Nas conclusões do inquérito, os economistas acreditam que as taxas alfandegárias forçariam a Rússia a baixar o preço de exportação e que os preços mais altos na Europa levariam simultaneamente a uma redistribuição dos recursos através da liberalização do mercado. "Esta pode ser uma maneira eficaz de pressionar a Rússia", sublinha Lisandra Flach, diretora do ifo Center for International Economics.

Por outro lado, há uma fatia de 23% dos inquiridos que se mostram céticos em relação a esta opção, citando o risco de subir ainda mais os preços já elevados dos produtos energéticos. Para estes economistas, a Rússia tem vantagem nas negociações, especialmente no gás, o que significa que as tarifas seriam principalmente suportadas pela UE. Defendem também que uma redução nos pagamentos é insuficiente, como sanção, sendo preferível o corte total.

O mesmo estudo indica ainda que 57% dos economistas concordam que a política económica internacional da Alemanha deve limitar as relações comerciais com estados autocráticos, devido a riscos geopolíticos e pela responsabilidade de salvaguardar direitos humanos.

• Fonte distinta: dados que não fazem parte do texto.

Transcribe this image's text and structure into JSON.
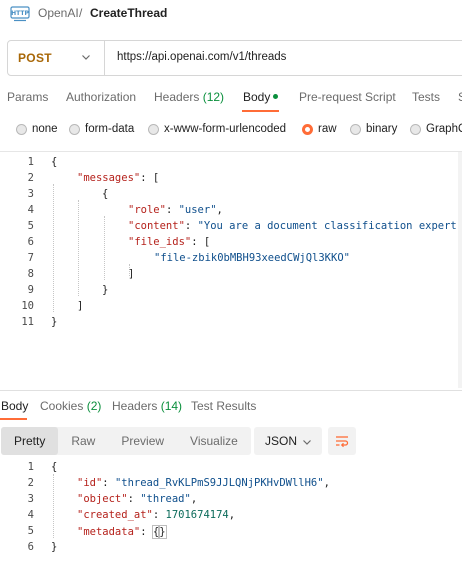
{
  "header": {
    "collection": "OpenAI",
    "separator": "/",
    "title": "CreateThread",
    "icon": "http-request-icon"
  },
  "request": {
    "method": "POST",
    "url": "https://api.openai.com/v1/threads",
    "tabs": [
      {
        "label": "Params"
      },
      {
        "label": "Authorization"
      },
      {
        "label": "Headers",
        "count": "(12)"
      },
      {
        "label": "Body",
        "active": true
      },
      {
        "label": "Pre-request Script"
      },
      {
        "label": "Tests"
      },
      {
        "label": "S"
      }
    ],
    "body_types": [
      {
        "label": "none"
      },
      {
        "label": "form-data"
      },
      {
        "label": "x-www-form-urlencoded"
      },
      {
        "label": "raw",
        "selected": true
      },
      {
        "label": "binary"
      },
      {
        "label": "GraphQL"
      }
    ],
    "line_numbers": [
      "1",
      "2",
      "3",
      "4",
      "5",
      "6",
      "7",
      "8",
      "9",
      "10",
      "11"
    ],
    "body_lines": {
      "l1": "{",
      "l2_key": "\"messages\"",
      "l2_rest": ": [",
      "l3": "{",
      "l4_key": "\"role\"",
      "l4_colon": ": ",
      "l4_val": "\"user\"",
      "l4_end": ",",
      "l5_key": "\"content\"",
      "l5_colon": ": ",
      "l5_val": "\"You are a document classification expert.",
      "l6_key": "\"file_ids\"",
      "l6_rest": ": [",
      "l7_val": "\"file-zbik0bMBH93xeedCWjQl3KKO\"",
      "l8": "]",
      "l9": "}",
      "l10": "]",
      "l11": "}"
    }
  },
  "response": {
    "tabs": [
      {
        "label": "Body",
        "active": true
      },
      {
        "label": "Cookies",
        "count": "(2)"
      },
      {
        "label": "Headers",
        "count": "(14)"
      },
      {
        "label": "Test Results"
      }
    ],
    "view_modes": [
      "Pretty",
      "Raw",
      "Preview",
      "Visualize"
    ],
    "format": "JSON",
    "line_numbers": [
      "1",
      "2",
      "3",
      "4",
      "5",
      "6"
    ],
    "lines": {
      "l1": "{",
      "l2_key": "\"id\"",
      "l2_colon": ": ",
      "l2_val": "\"thread_RvKLPmS9JJLQNjPKHvDWllH6\"",
      "l2_end": ",",
      "l3_key": "\"object\"",
      "l3_colon": ": ",
      "l3_val": "\"thread\"",
      "l3_end": ",",
      "l4_key": "\"created_at\"",
      "l4_colon": ": ",
      "l4_val": "1701674174",
      "l4_end": ",",
      "l5_key": "\"metadata\"",
      "l5_colon": ": ",
      "l5_val_open": "{",
      "l5_val_close": "}",
      "l6": "}"
    }
  },
  "colors": {
    "accent": "#ff6c37",
    "method": "#a86707",
    "count": "#0a8f3c",
    "json_key": "#b5221c",
    "json_string": "#0f4f8c",
    "json_number": "#0b6b5a"
  }
}
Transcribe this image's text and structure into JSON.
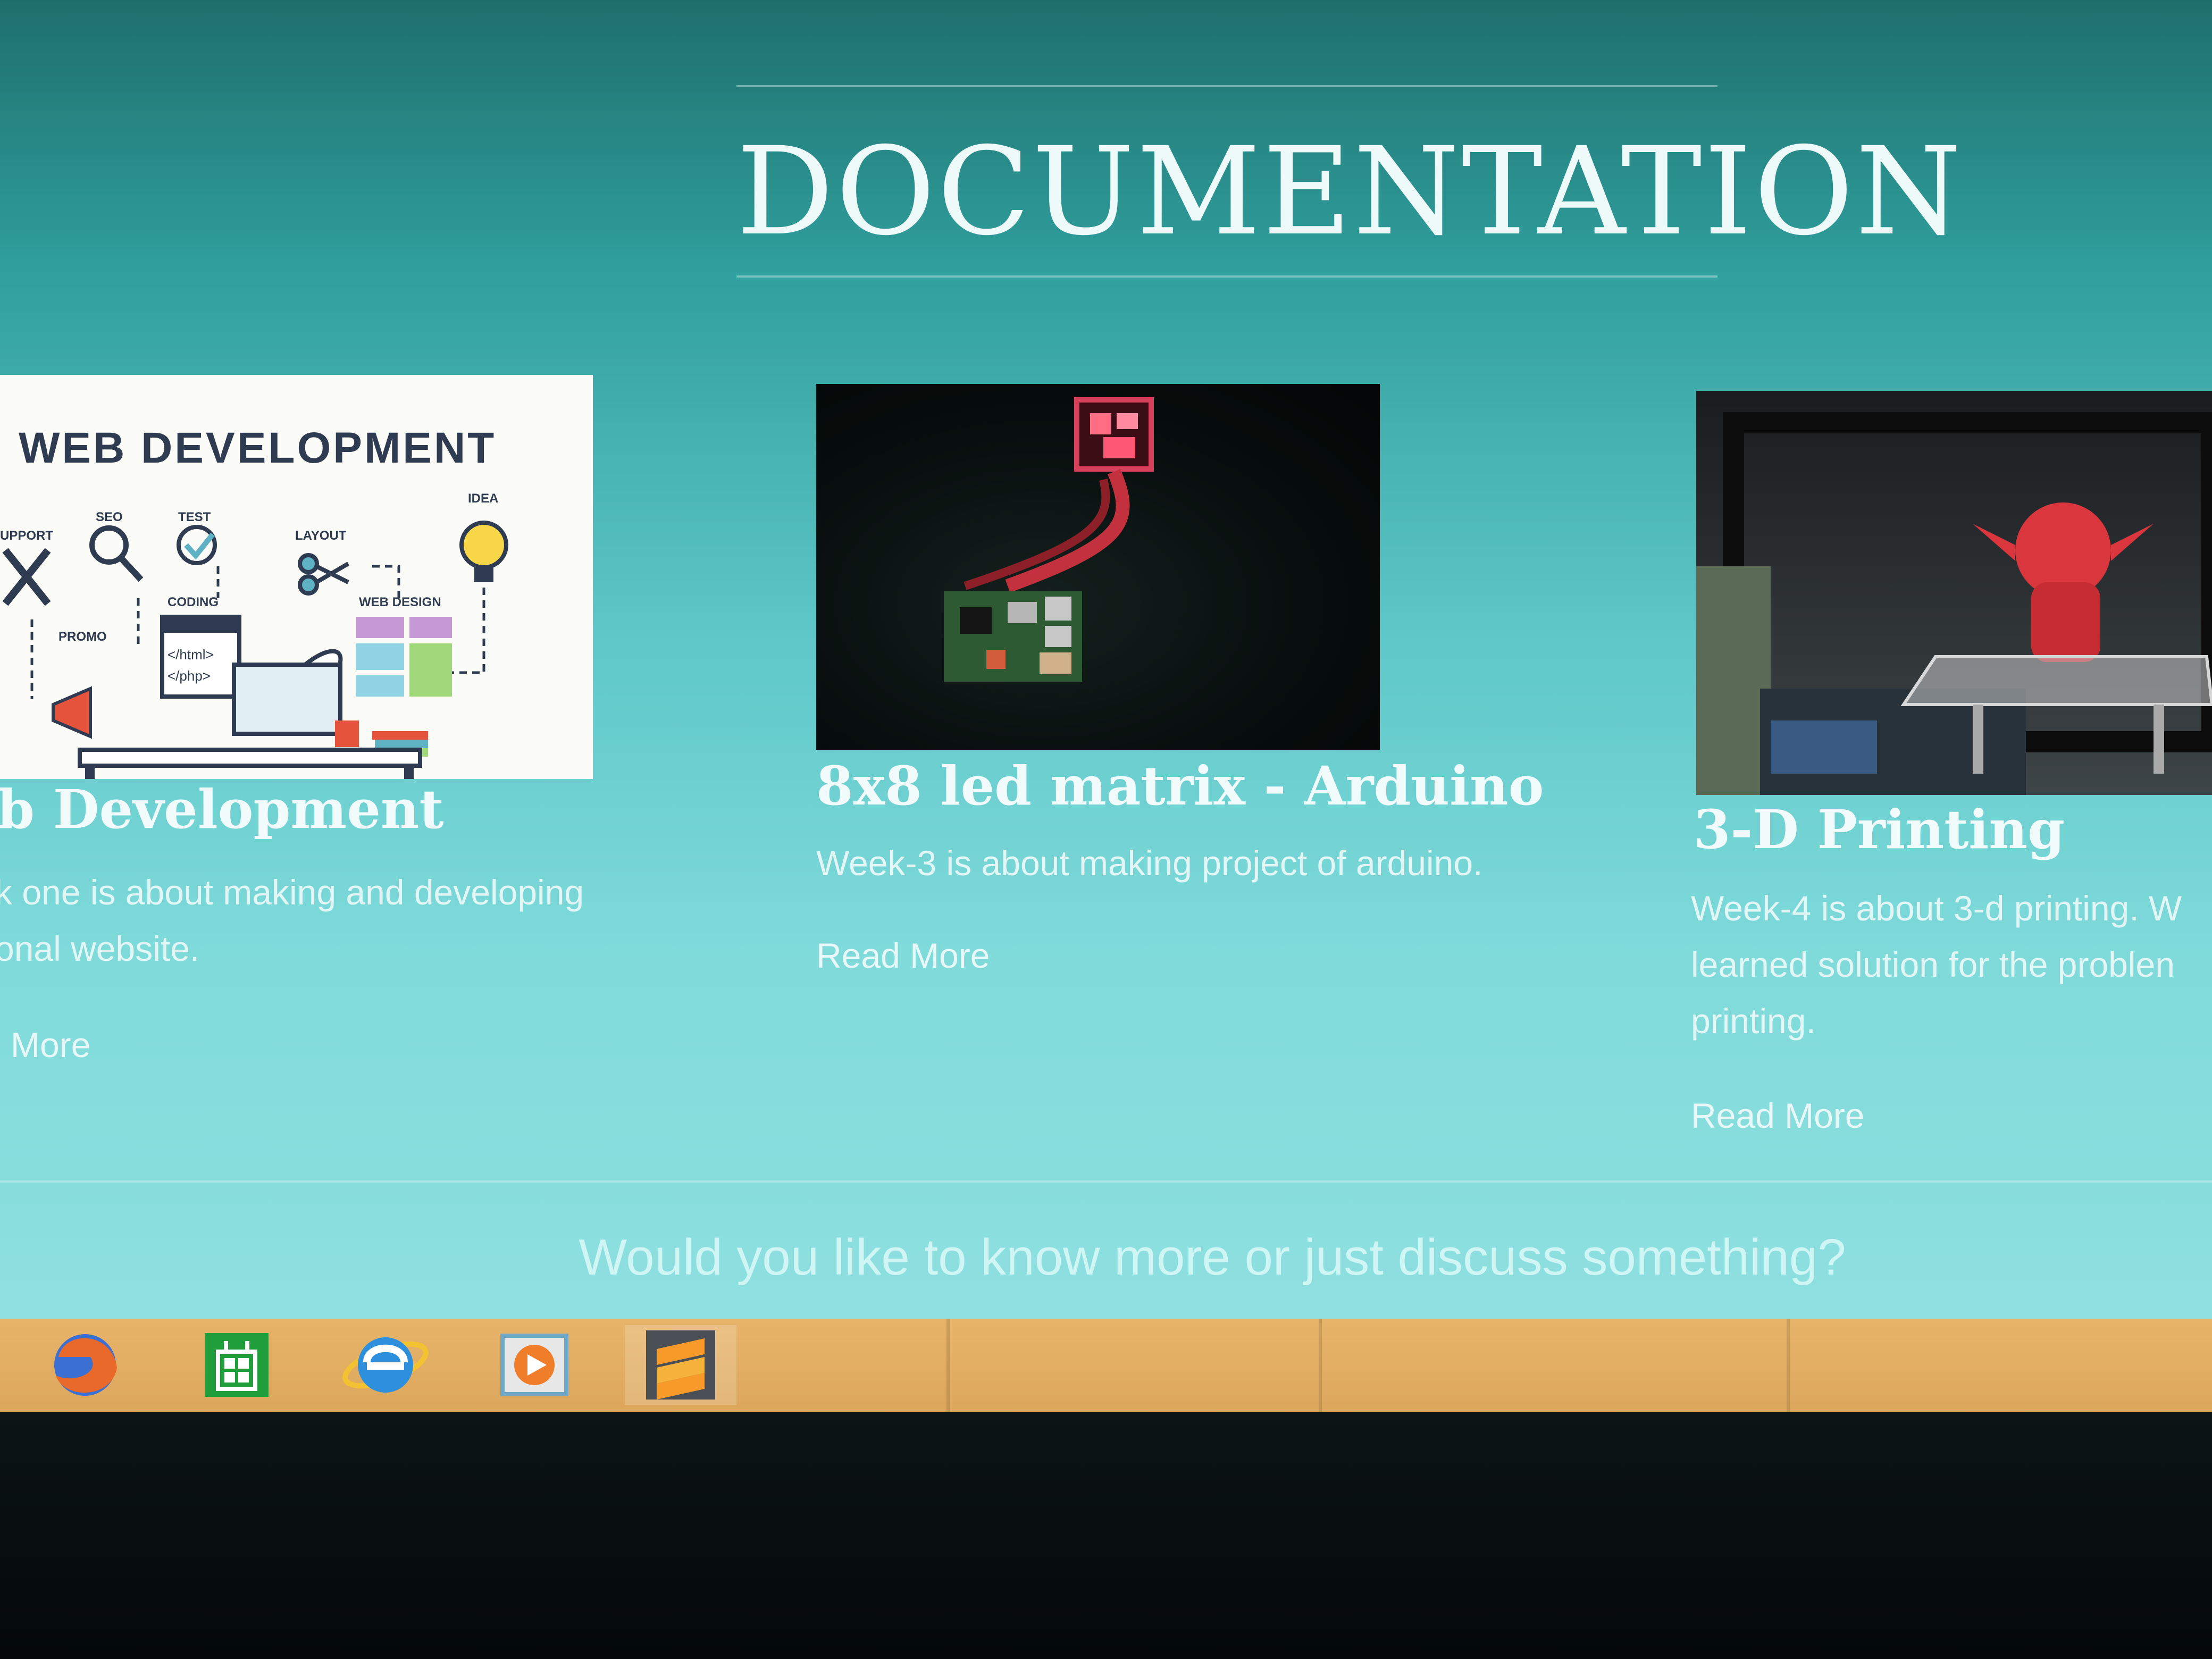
{
  "section": {
    "heading": "DOCUMENTATION"
  },
  "cards": [
    {
      "image_text": {
        "title": "WEB DEVELOPMENT",
        "support": "UPPORT",
        "seo": "SEO",
        "test": "TEST",
        "layout": "LAYOUT",
        "idea": "IDEA",
        "coding": "CODING",
        "web_design": "WEB DESIGN",
        "promo": "PROMO",
        "html": "</html>",
        "php": "</php>"
      },
      "title": "b Development",
      "desc_line1": "k one is about making and developing",
      "desc_line2": "onal website.",
      "read_more": "More"
    },
    {
      "title": "8x8 led matrix - Arduino",
      "desc_line1": "Week-3 is about making project of arduino.",
      "read_more": "Read More"
    },
    {
      "title": "3-D Printing",
      "desc_line1": "Week-4 is about 3-d printing. W",
      "desc_line2": "learned solution for the problen",
      "desc_line3": "printing.",
      "read_more": "Read More"
    }
  ],
  "contact": {
    "prompt": "Would you like to know more or just discuss something?"
  },
  "taskbar": {
    "items": [
      "firefox-icon",
      "store-icon",
      "internet-explorer-icon",
      "media-player-icon",
      "sublime-text-icon"
    ],
    "color": "#dca75c"
  },
  "colors": {
    "background_top": "#1e6f6c",
    "background_bottom": "#8ee0df",
    "text": "#eef9f9"
  }
}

Contudo, 38% defendem a não existência de limitações, considerando que isolar esses países poderia torná-los mais periogosos.

Apesar da grande dependência alemã dos produtos energéticos russos, o chanceler  Olaf Scholz, acredita que o país está cada vez mais preparado para acabar com as relações com Moscovo na energia. Após ter procurado novos parceiros internacionais, Berlim quer ainda reforçar as infraestruturas de abastecimento e apostar também nas energias renováveis.